Santa Monica Superior Court Judge Craig Karlan is scheduled to hold a hearing Dec. 14 regarding a subpoena Cosby's attorneys served on a physician who treated plaintiff Judy Huth, seeking all information related to her medical background. He is identified in Huth's court papers only as Dr. A.F.
``While plaintiff acknowledges that the defendant may be entitled to some of Dr. A.F's records, the subpoena is so broad as to require production of documents containing private medical information to which the defendant is not entitled,'' Huth's attorneys argue in their court papers
Cosby's records subpoena ``appears to call for production of private information that is not directly related to the lawsuit (damages), private information for which there is no compelling need for discovery, private
information that is statutorily prohibited from discovery and/or private information that is not reasonably calculated to lead to the discovery of admissible information,'' Huth's lawyers further argue in their papers.
Huth's lawyers are asking that the medical records be delivered to Cosby's chosen copying service in response to the subpoena, but that the copies be then given to the plaintiff's attorneys for review so they can determine if they object to portions of the information being turned over to the defense. Any disputes would be resolved by the judge.

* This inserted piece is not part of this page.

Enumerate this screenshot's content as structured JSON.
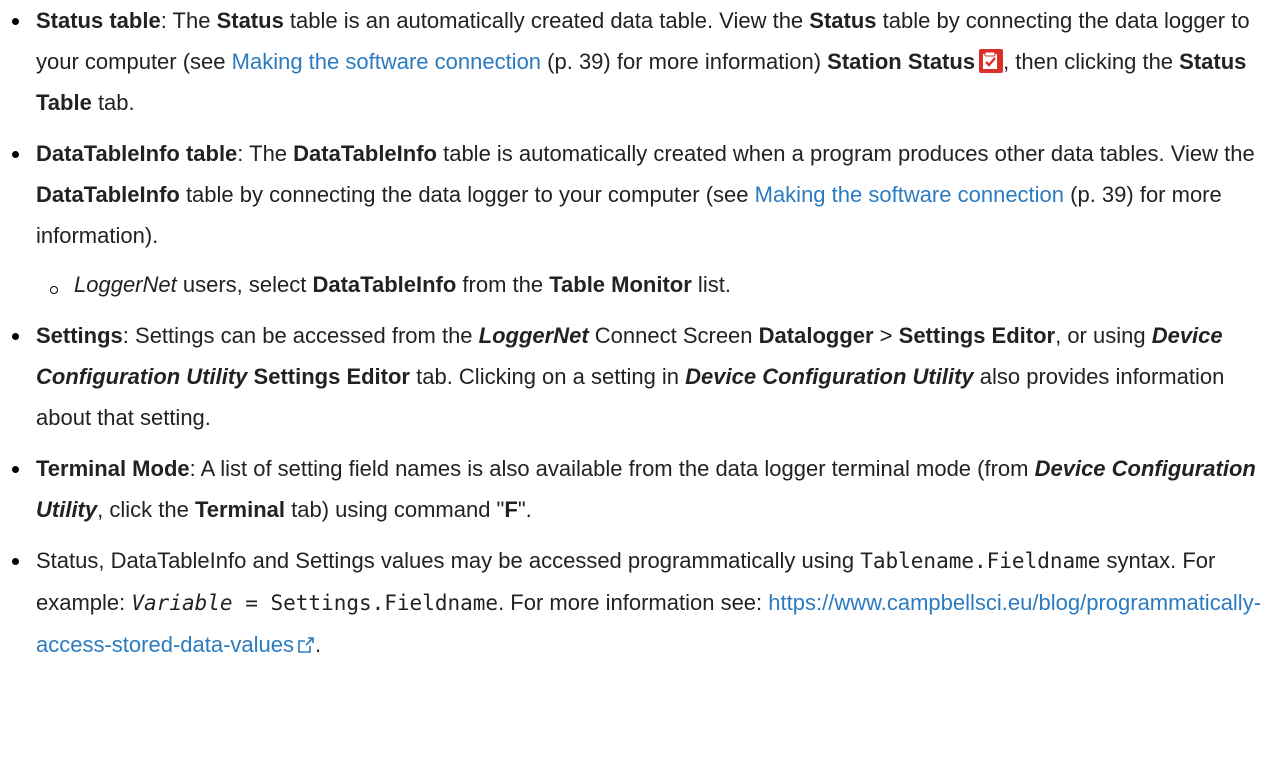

Huth, 63, who lives in the gated community of Canyon Lake in Riverside County, sued Cosby in 2014. She alleges that in 1974, when she was 15 years old, Cosby invited her and a 16-year-old friend into a house where he convinced her to drink a beer for every game of pool he won. Huth alleges he later took her and her friend to the Playboy Mansion, where he allegedly molested her in a bedroom.
Cosby was previously convicted in a retrial in Pennsylvania of allegations that he drugged and molested Temple University employee Andrea Constand and sentenced in 2018 to 10 years in prison, but that state's Supreme Court in June overturned the conviction after finding he had obtained a nonprosecution agreement from a prior prosecutor.